The easiest propagation strategy is filling in Naked Singles. This can be done by trying all values for all empty cells, but a more efficient technique is collecting a set (or bitmask) of the possible values for all cells at once, and then going through them and promoting the singleton sets to filled-in cells. This is iterated until no more Naked Singles can be found. I benchmarked some code that implements that, that brings the test case that I'm using to around 2.2 seconds.

There are more propagation strategies for Sudoku, for example Hidden Singles. Again they could be found by brute force, but an alternative strategy is re-using the sets/masks from filling in the Naked Singles and using them to find values that are in exactly one of the cells in a row/column/block. There are various ways to do it. I benchmarked this as well, and by analysing the rows and columns (but not blocks) for Hidden Singles, the time improved to less than 0.3 miliseconds.

I can make that code available if you'd like, but perhaps you'd like to try your own approached to these techniques first.
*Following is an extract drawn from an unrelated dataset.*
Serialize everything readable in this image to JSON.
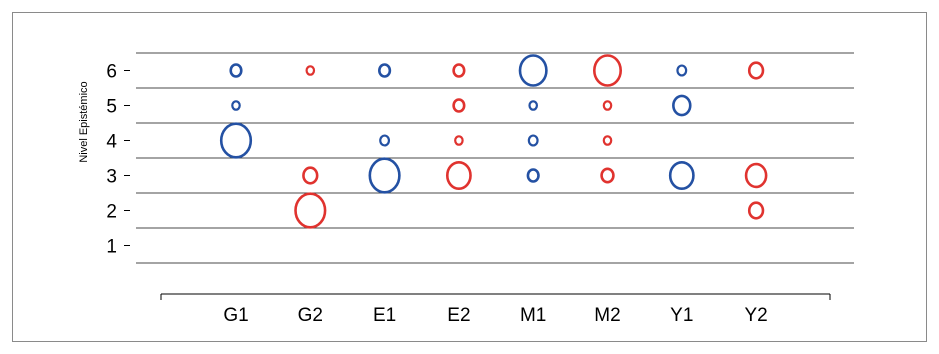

More advanced propagation strategies are possible. Ultimately Sudoku is a game of intersecting AllDifferent constraints, for which there are special propagation techniques based on graph algorithms. There is a video about that on Coursera.

An other possible technique is filling the board in a different order: by order of most-constrained variable (aka cell) first (a common technique in Constraint Satisfaction). The same bitmasks/sets can be used for that as are used for finding Naked Singles. For this benchmark, this technique only helped when not filling Hidden Singles, improving the time to around 80 miliseconds.